DEF CON 32 Experience and Takeaways

My DEF CON 32 brain dump (will be revised):

Day 1: August 9th

Lockbit Doxxing – John Dimaggio

  • Read the “Ransomware Diaries” story.
  • Explore the security researcher’s relationship with Lockbitsupp.
  • Watch Trafficked by National Geographic.

AI Ocean 11

  • AI Models can be fooled by creative hacks, such as using unusual earrings or jewelry to bypass facial recognition systems.

Day 2: August 10th

Social Engineering Village: AI vs.
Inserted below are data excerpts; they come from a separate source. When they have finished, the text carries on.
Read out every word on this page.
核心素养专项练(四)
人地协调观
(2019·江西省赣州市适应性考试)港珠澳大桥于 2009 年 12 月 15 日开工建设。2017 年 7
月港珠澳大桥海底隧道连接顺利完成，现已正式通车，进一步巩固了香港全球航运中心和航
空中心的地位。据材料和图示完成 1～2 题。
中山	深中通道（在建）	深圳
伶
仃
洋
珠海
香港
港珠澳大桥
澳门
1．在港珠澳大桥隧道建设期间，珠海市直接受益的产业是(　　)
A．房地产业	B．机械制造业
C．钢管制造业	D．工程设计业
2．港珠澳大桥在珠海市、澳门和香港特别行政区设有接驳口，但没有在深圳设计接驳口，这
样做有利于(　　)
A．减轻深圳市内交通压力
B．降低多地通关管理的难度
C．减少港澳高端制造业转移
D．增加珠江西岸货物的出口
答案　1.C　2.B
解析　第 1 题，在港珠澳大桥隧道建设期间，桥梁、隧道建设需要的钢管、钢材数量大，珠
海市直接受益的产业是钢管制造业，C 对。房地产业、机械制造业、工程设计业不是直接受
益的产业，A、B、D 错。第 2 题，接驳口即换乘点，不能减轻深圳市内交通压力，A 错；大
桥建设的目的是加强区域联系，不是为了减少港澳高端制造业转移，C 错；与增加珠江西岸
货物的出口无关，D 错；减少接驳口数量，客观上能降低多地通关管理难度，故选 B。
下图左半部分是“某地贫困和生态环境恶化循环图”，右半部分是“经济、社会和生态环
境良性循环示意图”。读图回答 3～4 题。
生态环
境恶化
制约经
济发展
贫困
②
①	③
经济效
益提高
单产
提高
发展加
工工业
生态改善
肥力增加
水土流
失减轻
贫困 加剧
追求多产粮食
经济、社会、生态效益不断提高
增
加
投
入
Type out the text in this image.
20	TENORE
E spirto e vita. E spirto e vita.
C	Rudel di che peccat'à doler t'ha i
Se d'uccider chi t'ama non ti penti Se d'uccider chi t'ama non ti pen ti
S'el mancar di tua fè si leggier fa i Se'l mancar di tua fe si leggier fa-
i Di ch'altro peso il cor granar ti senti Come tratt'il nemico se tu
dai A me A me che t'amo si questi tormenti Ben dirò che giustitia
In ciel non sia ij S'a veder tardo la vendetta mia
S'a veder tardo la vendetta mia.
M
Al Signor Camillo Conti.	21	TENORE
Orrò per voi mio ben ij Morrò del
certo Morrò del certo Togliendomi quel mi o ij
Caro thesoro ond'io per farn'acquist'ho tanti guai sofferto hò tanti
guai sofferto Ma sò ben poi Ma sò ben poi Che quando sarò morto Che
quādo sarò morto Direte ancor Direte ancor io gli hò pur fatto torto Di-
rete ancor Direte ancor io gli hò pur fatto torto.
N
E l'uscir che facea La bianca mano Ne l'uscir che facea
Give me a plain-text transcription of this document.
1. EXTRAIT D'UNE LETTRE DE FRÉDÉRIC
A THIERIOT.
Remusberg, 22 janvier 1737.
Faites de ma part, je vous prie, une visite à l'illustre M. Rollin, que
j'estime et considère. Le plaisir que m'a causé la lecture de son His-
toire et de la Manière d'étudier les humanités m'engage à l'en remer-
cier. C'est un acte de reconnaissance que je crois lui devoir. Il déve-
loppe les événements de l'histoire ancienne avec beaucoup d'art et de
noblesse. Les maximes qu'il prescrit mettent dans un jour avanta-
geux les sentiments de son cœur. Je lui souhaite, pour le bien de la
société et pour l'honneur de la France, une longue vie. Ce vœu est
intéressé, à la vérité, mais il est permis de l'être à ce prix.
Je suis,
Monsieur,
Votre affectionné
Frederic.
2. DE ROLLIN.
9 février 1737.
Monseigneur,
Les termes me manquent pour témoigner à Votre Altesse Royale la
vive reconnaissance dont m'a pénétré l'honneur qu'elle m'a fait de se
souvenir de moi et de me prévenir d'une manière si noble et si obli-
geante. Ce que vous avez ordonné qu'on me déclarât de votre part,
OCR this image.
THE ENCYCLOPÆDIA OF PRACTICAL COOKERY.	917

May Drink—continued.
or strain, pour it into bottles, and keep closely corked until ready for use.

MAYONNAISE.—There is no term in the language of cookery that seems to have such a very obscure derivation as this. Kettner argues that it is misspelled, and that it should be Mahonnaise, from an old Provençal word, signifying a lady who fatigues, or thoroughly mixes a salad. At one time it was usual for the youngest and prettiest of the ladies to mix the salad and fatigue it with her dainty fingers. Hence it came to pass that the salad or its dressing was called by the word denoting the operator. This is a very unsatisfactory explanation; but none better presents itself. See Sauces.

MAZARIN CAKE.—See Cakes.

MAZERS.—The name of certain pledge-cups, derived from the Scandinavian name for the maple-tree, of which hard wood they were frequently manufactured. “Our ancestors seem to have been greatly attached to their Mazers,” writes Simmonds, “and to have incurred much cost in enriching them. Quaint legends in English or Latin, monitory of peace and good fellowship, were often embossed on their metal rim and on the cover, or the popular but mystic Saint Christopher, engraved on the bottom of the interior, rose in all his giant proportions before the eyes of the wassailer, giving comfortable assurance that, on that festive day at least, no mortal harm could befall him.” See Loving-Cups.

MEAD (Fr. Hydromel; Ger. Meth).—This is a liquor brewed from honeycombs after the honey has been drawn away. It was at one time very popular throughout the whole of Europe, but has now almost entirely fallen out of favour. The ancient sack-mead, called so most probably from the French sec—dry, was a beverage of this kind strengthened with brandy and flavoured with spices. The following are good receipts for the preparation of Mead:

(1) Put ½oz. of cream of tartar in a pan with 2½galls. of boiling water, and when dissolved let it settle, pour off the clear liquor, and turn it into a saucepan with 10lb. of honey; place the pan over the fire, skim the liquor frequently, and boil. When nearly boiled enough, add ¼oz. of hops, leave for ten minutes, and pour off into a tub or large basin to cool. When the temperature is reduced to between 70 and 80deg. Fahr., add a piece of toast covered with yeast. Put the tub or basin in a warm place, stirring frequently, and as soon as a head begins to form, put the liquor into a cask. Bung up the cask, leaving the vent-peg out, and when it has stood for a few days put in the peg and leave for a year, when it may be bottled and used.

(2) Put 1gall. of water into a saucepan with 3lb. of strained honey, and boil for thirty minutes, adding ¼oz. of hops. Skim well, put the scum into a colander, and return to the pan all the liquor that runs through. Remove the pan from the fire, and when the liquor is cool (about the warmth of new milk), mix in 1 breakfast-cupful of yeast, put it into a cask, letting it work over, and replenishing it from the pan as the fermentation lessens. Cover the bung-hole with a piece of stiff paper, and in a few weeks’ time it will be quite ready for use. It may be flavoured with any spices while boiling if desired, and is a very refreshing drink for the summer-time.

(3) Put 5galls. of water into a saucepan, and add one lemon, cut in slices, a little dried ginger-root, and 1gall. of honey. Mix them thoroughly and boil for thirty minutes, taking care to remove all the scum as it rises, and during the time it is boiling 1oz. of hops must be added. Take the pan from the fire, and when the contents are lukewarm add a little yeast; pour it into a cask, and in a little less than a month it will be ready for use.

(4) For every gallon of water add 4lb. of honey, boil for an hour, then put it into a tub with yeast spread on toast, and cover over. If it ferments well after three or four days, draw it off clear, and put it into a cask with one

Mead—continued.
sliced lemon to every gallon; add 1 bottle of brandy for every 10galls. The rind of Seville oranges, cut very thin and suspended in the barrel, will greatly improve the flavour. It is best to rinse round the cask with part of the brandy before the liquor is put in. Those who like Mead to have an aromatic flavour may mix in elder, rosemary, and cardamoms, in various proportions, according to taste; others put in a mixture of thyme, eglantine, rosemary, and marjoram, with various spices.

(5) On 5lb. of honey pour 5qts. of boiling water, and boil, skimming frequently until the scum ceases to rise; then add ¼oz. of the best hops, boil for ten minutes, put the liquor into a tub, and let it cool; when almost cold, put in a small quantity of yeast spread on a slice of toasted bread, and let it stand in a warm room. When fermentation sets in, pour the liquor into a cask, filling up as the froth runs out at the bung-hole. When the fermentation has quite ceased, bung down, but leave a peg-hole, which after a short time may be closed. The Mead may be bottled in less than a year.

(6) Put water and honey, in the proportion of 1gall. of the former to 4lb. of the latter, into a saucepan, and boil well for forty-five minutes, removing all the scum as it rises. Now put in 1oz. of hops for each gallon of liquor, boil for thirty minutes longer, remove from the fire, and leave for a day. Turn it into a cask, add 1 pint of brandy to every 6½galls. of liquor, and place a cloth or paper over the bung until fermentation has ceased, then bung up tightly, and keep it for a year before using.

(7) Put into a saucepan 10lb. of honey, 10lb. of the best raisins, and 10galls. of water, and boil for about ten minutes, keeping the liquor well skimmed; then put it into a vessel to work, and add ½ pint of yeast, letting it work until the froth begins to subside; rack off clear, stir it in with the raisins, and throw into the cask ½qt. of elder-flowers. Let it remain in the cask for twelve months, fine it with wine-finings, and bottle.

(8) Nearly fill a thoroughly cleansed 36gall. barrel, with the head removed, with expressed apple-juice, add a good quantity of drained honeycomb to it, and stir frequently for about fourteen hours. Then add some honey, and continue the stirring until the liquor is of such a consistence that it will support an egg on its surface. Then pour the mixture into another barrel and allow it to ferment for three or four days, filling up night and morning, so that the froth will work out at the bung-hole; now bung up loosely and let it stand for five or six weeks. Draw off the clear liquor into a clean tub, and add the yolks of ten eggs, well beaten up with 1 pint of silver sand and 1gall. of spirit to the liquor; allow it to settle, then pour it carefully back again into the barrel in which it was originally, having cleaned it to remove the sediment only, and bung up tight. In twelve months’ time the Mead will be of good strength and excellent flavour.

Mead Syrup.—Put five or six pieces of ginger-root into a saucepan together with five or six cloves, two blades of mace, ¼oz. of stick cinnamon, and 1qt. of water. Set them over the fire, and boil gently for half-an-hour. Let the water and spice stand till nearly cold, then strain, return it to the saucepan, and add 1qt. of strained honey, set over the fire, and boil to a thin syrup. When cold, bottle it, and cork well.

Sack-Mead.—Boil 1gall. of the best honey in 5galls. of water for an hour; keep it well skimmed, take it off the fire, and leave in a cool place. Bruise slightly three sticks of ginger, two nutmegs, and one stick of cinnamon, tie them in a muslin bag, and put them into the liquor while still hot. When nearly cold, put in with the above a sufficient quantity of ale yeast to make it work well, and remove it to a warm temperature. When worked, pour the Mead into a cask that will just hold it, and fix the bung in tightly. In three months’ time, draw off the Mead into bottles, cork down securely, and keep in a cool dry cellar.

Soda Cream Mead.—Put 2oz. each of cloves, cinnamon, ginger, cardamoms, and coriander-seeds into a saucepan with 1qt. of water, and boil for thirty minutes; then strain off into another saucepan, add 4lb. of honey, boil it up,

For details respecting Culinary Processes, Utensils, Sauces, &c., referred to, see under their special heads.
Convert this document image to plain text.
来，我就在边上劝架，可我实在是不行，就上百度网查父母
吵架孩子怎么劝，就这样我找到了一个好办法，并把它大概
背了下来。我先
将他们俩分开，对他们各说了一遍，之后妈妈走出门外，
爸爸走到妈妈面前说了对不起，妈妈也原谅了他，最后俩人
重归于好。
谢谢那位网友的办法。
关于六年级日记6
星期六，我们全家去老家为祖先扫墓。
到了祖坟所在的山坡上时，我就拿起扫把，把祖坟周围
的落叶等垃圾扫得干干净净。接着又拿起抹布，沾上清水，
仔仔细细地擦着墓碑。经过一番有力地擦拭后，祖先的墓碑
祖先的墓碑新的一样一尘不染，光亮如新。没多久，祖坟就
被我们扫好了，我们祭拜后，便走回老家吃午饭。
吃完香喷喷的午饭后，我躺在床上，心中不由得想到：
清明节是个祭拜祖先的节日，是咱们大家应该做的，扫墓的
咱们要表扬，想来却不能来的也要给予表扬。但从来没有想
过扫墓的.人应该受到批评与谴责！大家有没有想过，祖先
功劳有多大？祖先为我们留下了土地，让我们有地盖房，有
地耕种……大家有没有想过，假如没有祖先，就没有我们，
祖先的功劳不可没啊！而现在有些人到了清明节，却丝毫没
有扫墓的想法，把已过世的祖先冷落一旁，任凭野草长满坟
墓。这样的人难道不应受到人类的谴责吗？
Humans Competition

Observations

  • AI responses were generally better due to the quality of humans answering the calls.
  • AI voices are becoming more responsive, with ~600ms response time compared to human conversation’s 300ms.
  • As AI technology advances, response time will improve, and AI-driven social engineering will become harder to detect.

AI Tools Used

  • AI voice platforms (e.g., ElevenLabs, PlayHT).
  • Transcription services.
  • Call center software integrated with LLM/voice models.
  • Large Language Models (LLMs) like GPT-4 and Claude 3.5.

Scary Potential

  • AI can place thousands of simultaneous voice calls.
  • Option for “emotion detection” was available but not used, as it could behave unpredictably.
  • AI-driven attacks could surpass the current limitations of accent detection, making scams more convincing.

Discussion Points:

  • Determining if a caller is AI can be challenging, but current latency and interruption response times can be clues.
  • AI’s ability to mimic human speech, including fillers like “like” or “um,” makes detection harder.
  • Potential uses for AI in malicious activities, like fake kidnappings or bullying, could cause victims to feel ashamed of being duped.

Mitigations

  • Use codewords with family members (store them securely, like in a password manager).
  • Ask the caller something only they would know.
  • Hang up and call back using a known number.
  • Record calls and implement anti-vishing systems to detect and block suspicious calls.
  • Decline unknown calls and verify the number before calling back.

Technical Considerations:

  • Prompt injection attacks are possible but were mitigated during the competition.
  • Defense strategies should include layered approaches involving people, processes, and technology.
  • Some front desk employees deflected suspicious calls to managers, showing effective process defense.
  • OSINT (Open Source Intelligence) tools like ChatGPT can be useful.

Confused Pilot Scenario

  • Modified documents led to a co-pilot receiving incorrect information, preventing the correct linking of documents or blocking answers due to confidentiality concerns.

USPS Scams

  • A speaker hacked into a scammer’s infrastructure, uncovering that the criminal was Chinese and accessed their Telegram, web server, web interface, and a limited victim database.